Y todo ello aderezado, por supuesto, con la salmodia repetitiva de la idea que constituye el mantra de toda literatura gerencial que se precie y de todas las reformas laborales: la flexibilidad.
La flexibilidad como alfa y omega, como deseo nunca satisfecho del todo. La flexibilidad, incluso, en su forma postmoderna: la llamada flexiguridad o flexiseguridad. La flexibilidad como dinámica generalizada y sin fin.

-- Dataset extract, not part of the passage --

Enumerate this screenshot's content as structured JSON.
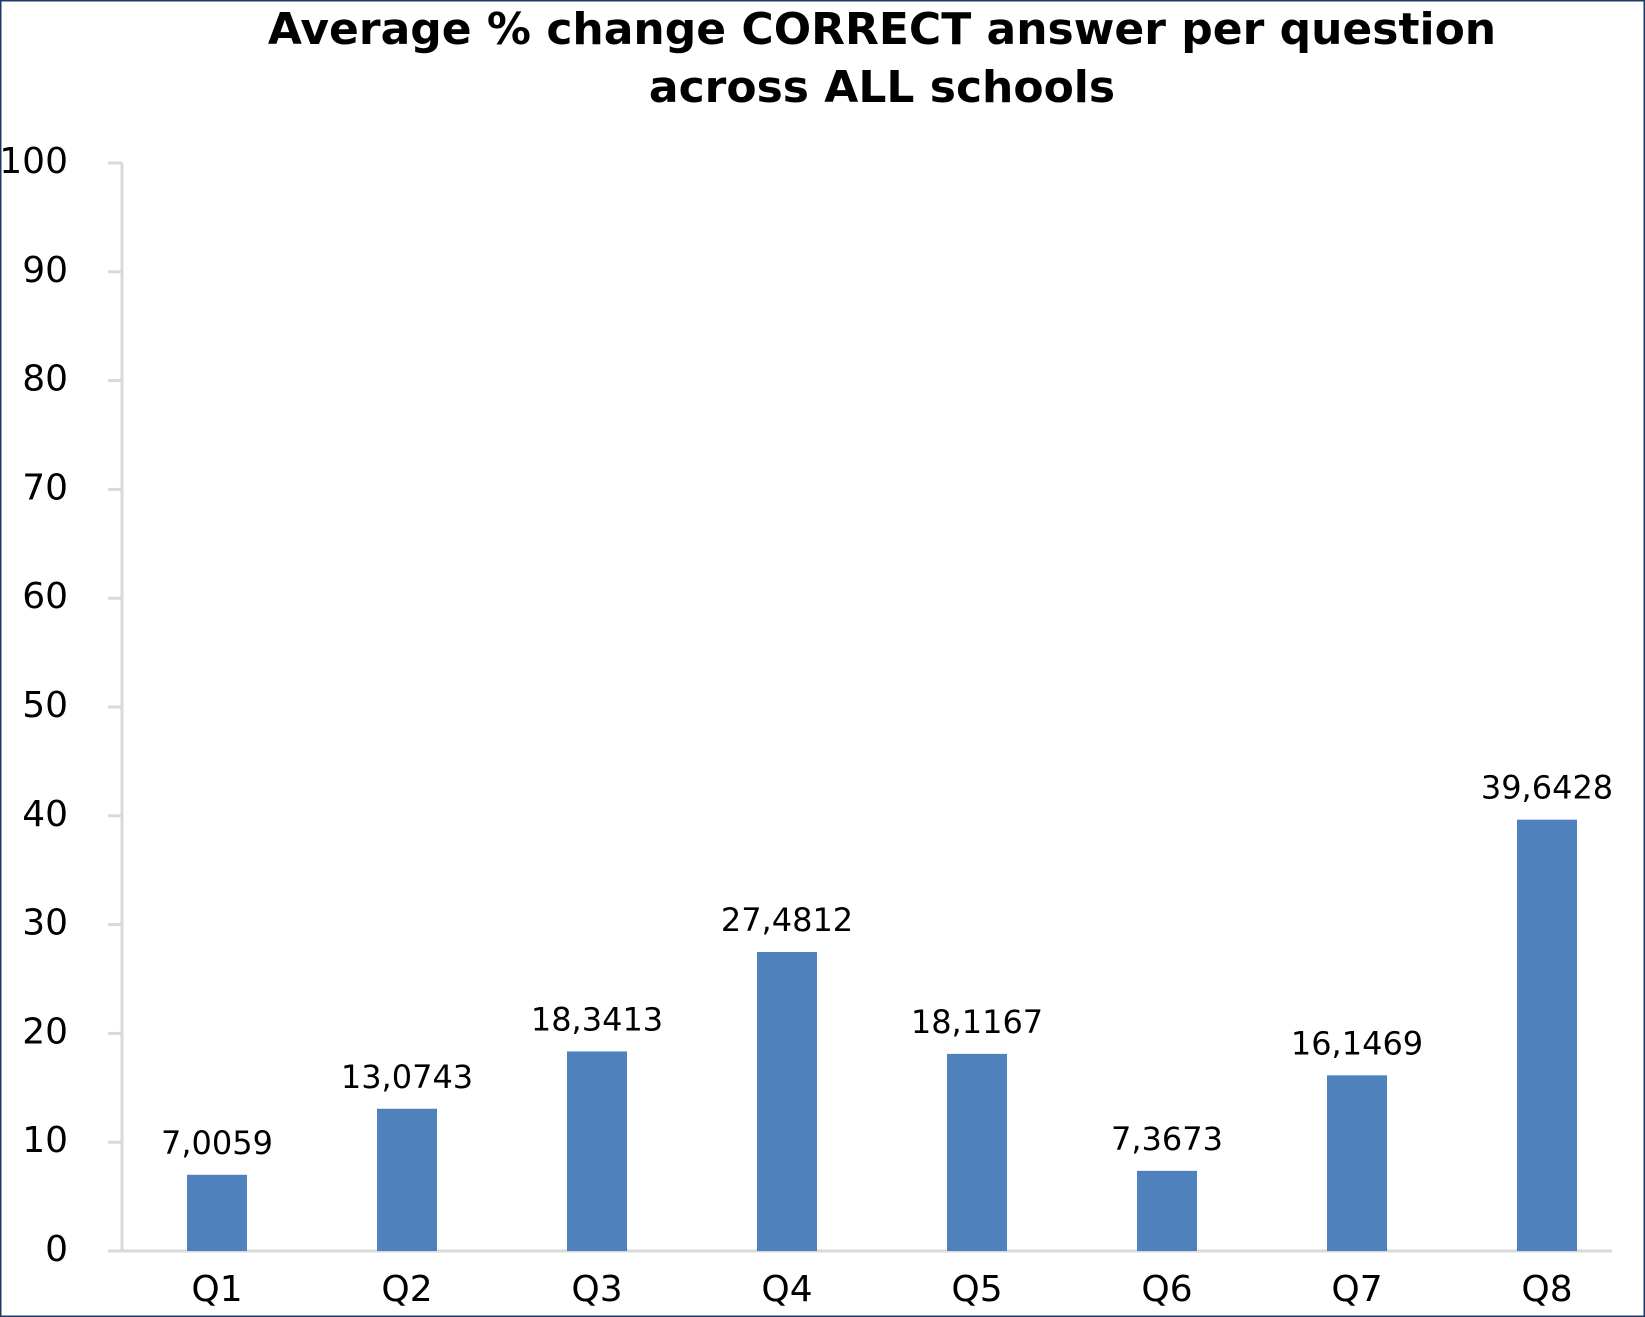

Flexibilidad externa (de entrada y salida en la relación laboral), en la forma de ensayo de nuevos tipos de contratación, siempre con el consiguiente desvalor de los derechos del trabajador (contrato anticrisis, contrato único, contrato para PYMEs, contrato a tiempo parcial para la conciliación, contrato a tiempo parcial para los poros laborales… ¿qué nos deparará el futuro ante este festín de la imaginación y la fantasía gerencial?); o en la forma de una mayor facilidad para el despido, transformado ya por la jurisprudencia en despido libre, pero que se quiere también gratuito, dado que se afirma torticeramente que una indemnización de 45 días por año es demasiado elevada. Y decimos torticeramente, porque lo que se oculta a la población (como ha puesto de manifiesto Antonio Baylos) es que los 45 días sólo se pagan en caso de despido improcedente, es decir, mal hecho, sin causa. El que se hace sin demostrar la razón para despedir o sin cumplir (en el caso del despido disciplinario) las formalidades legales. Despido ilegal que también se quiere gratuito o pagado por el Estado.

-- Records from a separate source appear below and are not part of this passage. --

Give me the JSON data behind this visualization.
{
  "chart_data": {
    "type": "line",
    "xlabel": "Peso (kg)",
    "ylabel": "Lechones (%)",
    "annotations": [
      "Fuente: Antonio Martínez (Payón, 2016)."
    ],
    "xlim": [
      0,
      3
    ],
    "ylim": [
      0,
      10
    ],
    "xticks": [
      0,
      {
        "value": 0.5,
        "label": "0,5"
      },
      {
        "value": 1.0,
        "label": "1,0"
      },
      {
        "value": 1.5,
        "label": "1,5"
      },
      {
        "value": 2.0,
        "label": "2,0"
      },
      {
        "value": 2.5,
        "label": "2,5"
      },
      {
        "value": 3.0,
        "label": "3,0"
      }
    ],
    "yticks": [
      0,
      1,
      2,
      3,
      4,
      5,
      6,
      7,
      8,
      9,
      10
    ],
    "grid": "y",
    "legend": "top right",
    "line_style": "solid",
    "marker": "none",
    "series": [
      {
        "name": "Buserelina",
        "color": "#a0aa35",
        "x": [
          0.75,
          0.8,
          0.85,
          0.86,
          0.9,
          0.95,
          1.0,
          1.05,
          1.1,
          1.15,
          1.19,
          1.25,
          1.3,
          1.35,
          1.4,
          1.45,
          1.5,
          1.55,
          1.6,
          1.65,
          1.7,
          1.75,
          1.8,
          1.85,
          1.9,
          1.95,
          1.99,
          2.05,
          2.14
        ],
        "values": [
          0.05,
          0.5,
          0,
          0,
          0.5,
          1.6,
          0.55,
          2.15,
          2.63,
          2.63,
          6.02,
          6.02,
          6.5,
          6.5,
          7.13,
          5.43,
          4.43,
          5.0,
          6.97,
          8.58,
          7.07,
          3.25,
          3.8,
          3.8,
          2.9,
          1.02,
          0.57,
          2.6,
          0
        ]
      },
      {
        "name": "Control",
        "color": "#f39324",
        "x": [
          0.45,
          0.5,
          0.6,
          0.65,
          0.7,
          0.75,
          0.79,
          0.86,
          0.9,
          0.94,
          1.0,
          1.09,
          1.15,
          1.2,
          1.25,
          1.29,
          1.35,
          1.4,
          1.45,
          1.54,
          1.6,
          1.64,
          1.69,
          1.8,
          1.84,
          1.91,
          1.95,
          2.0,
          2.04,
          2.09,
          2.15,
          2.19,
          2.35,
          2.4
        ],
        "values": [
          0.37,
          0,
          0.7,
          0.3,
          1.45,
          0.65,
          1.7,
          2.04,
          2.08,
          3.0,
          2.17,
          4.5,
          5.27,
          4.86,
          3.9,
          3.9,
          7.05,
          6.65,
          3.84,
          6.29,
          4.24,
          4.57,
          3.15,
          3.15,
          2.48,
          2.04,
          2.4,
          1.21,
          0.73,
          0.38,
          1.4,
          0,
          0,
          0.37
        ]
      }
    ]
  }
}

Flexibilizar, en todo caso, para separar mejor. Pues no otra es la estrategia diseñada: un proceso de segmentación y separación forzosa del colectivo proletario, de manera que se vuelva inhábil para defender sus propios intereses, fragmentados en un sin fin de situaciones formalmente diferentes.
Pero los ajustes, ahora bendecidos por el FMI, la Comisión Europea, la OCDE, el Banco Mundial y toda la cohorte de máquinas de empobrecer a las poblaciones que el mundo occidental tanto ha usado contra los países de la periferia, avanzan, con la rebaja de sueldo de los empleados públicos y la congelación de las pensiones, con la inminente y enésima reforma laboral (tan bien definida por Gaspar Fuster como “la reforma de Darwin”, por su potencial elitista). La actual coyuntura dibuja el escenario de una gigantesca tentativa de retrotraer la sociedad europea a su situación de hace dos siglos: unas masas empobrecidas, desorganizadas e ignorantes, dirigidas y explotadas por una oligarquía cerrada de elementos adictos a la corrupción y el despilfarro.
Sin una fuerte recomposición de las fuerzas y el universo proletarios, esa dinámica será imparable. Sin recuperar la “sociabilidad densa” y la voluntad unitaria de los pioneros del movimiento obrero europeo, toda resistencia será imposible. Se trata de superar los dogmas, abrir las “capillitas”, esculpir movimiento.
Los próximos años serán decisivos. La Historia ha dejado en nuestras manos un mundo convulso y al borde de la implosión. De nosotros depende la arquitectura del futuro y la construcción de un mundo habitable.